Analysis-Sterling runs into economic and election hurdles after stellar year

By Alun John

LONDON (Reuters) – Sterling just had its best year against the dollar since 2017, yet a weakening economy and election uncertainty make a repeat performance unlikely.

It is not hard to see why investors flocked back to Britain’s currency after it hit a record low only 16 months ago: the economy did better than feared, sticky inflation meant the Bank of England was set to wait longer than its peers with monetary easing and the dollar’s appeal waned on expectations for an early U.S. rate cut.

The pound, trading near $1.28, rose almost 6% last year against the dollar – making it the second-best performing major currency after the Swiss franc.

It is also quite far from an all-time low of $1.0327 it hit in 2022 when then Prime Minister Liz Truss rattled markets by proposing unfunded tax cuts.

While this puts sterling on stronger ground heading into a likely election year, the rally’s drivers are losing momentum.

First is the fading impact of interest-rate differentials, a major influence in the $7.5 trillion-a-day global currency market.

Jane Foley, head of currency strategy at Rabobank, said that while a perception that the BoE would lag European Central Bank and Federal Reserve policy easing had boosted sterling, this theme “had been thrown into disarray” by the latest economic data.

UK consumer price inflation eased sharply to 3.9% in November and British gross domestic product was revised downward to show a 0.1% contraction in the third quarter.

Britain might already be in recession, and it has seen the second weakest recovery from the COVID-19 pandemic in the Group of Seven after Germany.

The data prompted traders to bring forward expectations of a first BoE rate cut, with markets now fully pricing in a 25 basis point cut as soon as May compared with August just a few weeks ago.

“The upside for cable has started to look a little more complex,” said Foley, referring to the pound/dollar exchange rate.

“Without higher inflation or stronger growth we could see it top out below $1.30. Until the data, I was more confident we’d hit $1.30.”

Sterling is traditionally seen as a “risk currency”, moving in line with other such assets, most typically equities, and its recent gains have come as MSCI’s world stock index headed towards two-year highs.

With valuations becoming somewhat stretched, a global stocks reversal would be a further risk for the pound.

HSBC’s head of European currency research Dominic Bunning, said sterling’s rally from $1.20 in October to $1.27 in late November was “completely unjustified” from the perspective of interest rate differentials.

“Obviously, if you compare it to equity markets then it looks a lot more sensible,” he said. “That’s the battle that’s playing out.

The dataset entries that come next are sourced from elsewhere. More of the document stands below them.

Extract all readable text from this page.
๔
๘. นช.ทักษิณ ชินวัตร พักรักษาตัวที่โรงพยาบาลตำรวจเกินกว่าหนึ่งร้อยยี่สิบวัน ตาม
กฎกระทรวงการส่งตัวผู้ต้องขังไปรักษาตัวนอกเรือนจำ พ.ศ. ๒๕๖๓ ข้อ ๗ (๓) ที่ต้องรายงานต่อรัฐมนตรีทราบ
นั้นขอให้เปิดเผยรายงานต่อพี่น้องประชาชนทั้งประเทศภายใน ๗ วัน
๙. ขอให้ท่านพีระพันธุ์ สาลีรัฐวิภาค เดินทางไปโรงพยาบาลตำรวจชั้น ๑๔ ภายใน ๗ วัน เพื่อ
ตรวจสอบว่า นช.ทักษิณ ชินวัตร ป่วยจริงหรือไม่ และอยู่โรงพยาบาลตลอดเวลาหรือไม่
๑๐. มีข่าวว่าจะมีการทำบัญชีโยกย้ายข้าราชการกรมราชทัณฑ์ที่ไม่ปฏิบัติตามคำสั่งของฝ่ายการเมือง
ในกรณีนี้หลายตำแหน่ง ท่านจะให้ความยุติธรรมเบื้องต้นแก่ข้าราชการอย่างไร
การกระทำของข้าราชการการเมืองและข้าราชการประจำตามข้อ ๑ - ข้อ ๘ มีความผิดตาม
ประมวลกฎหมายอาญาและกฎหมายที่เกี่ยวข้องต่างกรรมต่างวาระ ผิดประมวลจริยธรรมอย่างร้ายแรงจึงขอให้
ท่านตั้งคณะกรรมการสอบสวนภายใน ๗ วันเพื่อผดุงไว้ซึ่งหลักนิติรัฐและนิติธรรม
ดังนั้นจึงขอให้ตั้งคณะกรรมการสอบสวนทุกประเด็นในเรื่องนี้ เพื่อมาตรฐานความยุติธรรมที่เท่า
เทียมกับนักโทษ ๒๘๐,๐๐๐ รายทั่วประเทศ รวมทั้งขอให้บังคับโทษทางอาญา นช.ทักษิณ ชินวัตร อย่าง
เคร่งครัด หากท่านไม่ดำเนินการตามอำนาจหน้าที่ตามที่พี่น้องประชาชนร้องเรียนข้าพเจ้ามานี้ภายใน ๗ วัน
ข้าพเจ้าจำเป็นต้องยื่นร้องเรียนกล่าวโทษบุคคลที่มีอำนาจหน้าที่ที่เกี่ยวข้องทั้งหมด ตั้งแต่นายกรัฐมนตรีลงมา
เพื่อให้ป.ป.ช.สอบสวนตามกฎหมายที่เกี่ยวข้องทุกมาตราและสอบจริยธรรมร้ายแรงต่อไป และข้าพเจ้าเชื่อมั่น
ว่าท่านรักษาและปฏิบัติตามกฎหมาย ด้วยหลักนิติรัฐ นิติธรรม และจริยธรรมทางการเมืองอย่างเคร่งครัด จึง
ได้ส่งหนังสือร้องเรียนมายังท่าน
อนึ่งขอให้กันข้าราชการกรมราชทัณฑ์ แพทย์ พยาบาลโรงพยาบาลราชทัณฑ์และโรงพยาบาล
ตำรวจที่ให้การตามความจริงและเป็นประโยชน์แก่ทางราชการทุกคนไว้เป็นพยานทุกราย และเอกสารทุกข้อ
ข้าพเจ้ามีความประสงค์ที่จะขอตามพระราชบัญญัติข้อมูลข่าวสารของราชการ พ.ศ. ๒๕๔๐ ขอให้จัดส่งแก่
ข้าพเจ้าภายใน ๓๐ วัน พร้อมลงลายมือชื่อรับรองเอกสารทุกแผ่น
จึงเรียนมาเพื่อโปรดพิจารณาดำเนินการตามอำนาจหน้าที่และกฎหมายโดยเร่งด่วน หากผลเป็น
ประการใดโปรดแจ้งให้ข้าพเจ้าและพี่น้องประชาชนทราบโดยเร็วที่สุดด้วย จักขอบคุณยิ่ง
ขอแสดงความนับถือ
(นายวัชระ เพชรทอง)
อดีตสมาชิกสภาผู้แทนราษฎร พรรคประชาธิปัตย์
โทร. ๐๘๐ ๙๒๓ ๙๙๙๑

At the moment the equity driver is winning but we are sceptical as to whether that can persist.”

He expects sterling to weaken towards $1.20 this year due to British economic weakness, implying a fall of as much as 6% from current levels.

TALKING POLITICS

Another possible source of instability is the British election, which must take place by January 2025, but is anticipated this year, with polls favouring the opposition Labour Party.

The vote’s timing could impact sterling by affecting the timing of rate cuts as the BoE tries to avoid being seen as influencing the country’s mood around election time, Rabobank’s Foley said.

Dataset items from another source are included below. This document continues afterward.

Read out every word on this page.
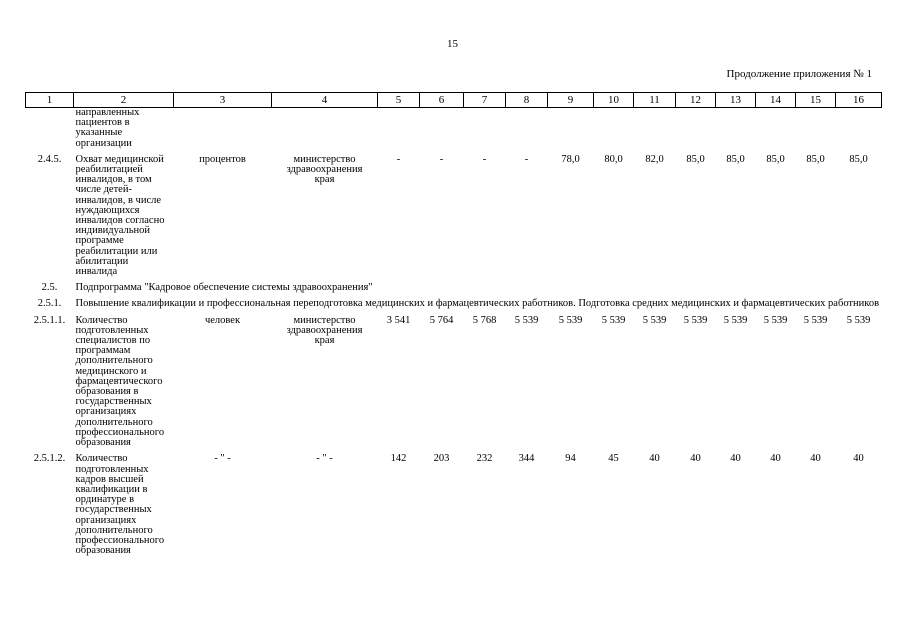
15
Продолжение приложения № 1
1	2	3	4	5	6	7	8	9	10	11	12	13	14	15	16

	направленных пациентов в указанные организации														

2.4.5.	Охват медицинской реабилитацией инвалидов, в том числе детей-инвалидов, в числе нуждающихся инвалидов согласно индивидуальной программе реабилитации или абилитации инвалида	процентов	министерство здравоохранения края	-	-	-	-	78,0	80,0	82,0	85,0	85,0	85,0	85,0	85,0
2.5.	Подпрограмма "Кадровое обеспечение системы здравоохранения"														
2.5.1.	Повышение квалификации и профессиональная переподготовка медицинских и фармацевтических работников. Подготовка средних медицинских и фармацевтических работников														
2.5.1.1.	Количество подготовленных специалистов по программам дополнительного медицинского и фармацевтического образования в государственных организациях дополнительного профессионального образования	человек	министерство здравоохранения края	3 541	5 764	5 768	5 539	5 539	5 539	5 539	5 539	5 539	5 539	5 539	5 539
2.5.1.2.	Количество подготовленных кадров высшей квалификации в ординатуре в государственных организациях дополнительного профессионального образования	- " -	- " -	142	203	232	344	94	45	40	40	40	40	40	40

There may also be some caution ahead of a March 6 budget, which could contain new tax cuts, according to local media.

Michael Metcalfe, State Street Global Markets’ head of macro strategy, reckons politicians may have learned their lessons from Truss’ budget debacle.

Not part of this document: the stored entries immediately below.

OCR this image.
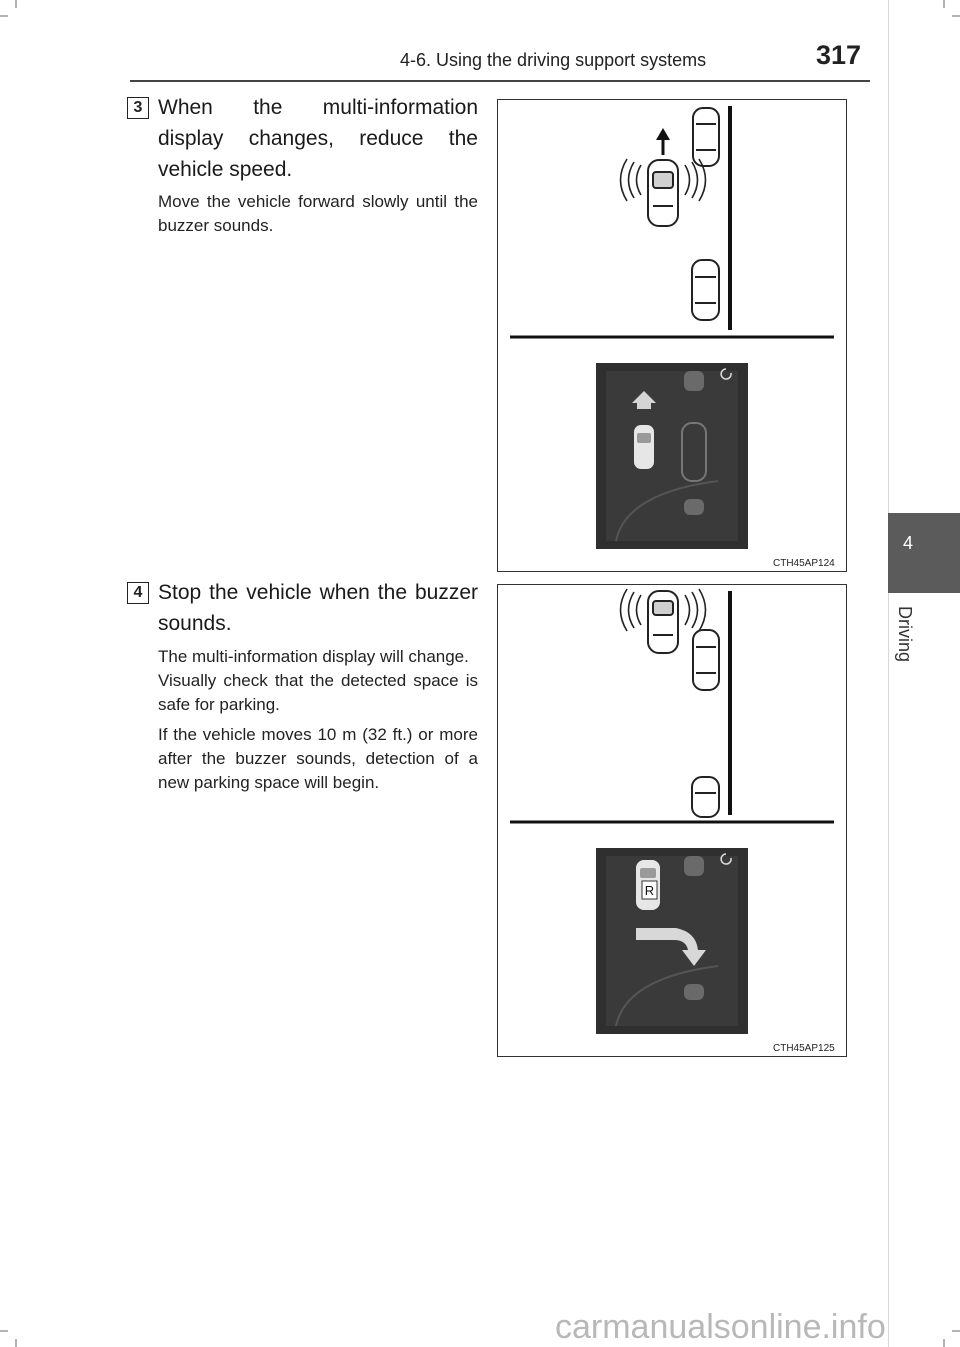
4-6. Using the driving support systems	317
4
Driving
3 When the multi-information display changes, reduce the vehicle speed.

Move the vehicle forward slowly until the buzzer sounds.

CTH45AP124
4 Stop the vehicle when the buzzer sounds.

The multi-information display will change.

Visually check that the detected space is safe for parking.

If the vehicle moves 10 m (32 ft.) or more after the buzzer sounds, detection of a new parking space will begin.

R
CTH45AP125
carmanualsonline.info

“Heading into an election year, that will mean promises of fiscal largesse will be moderate and funded,” he said.

To be sure, not all expect sterling weakness ahead, global economic uncertainty means there is much less consensus among forecasters compared to a year ago.

Goldman Sachs for example, sees the pound at $1.35 in 12 months’ time, boosted by calmer government bond markets and high equity prices.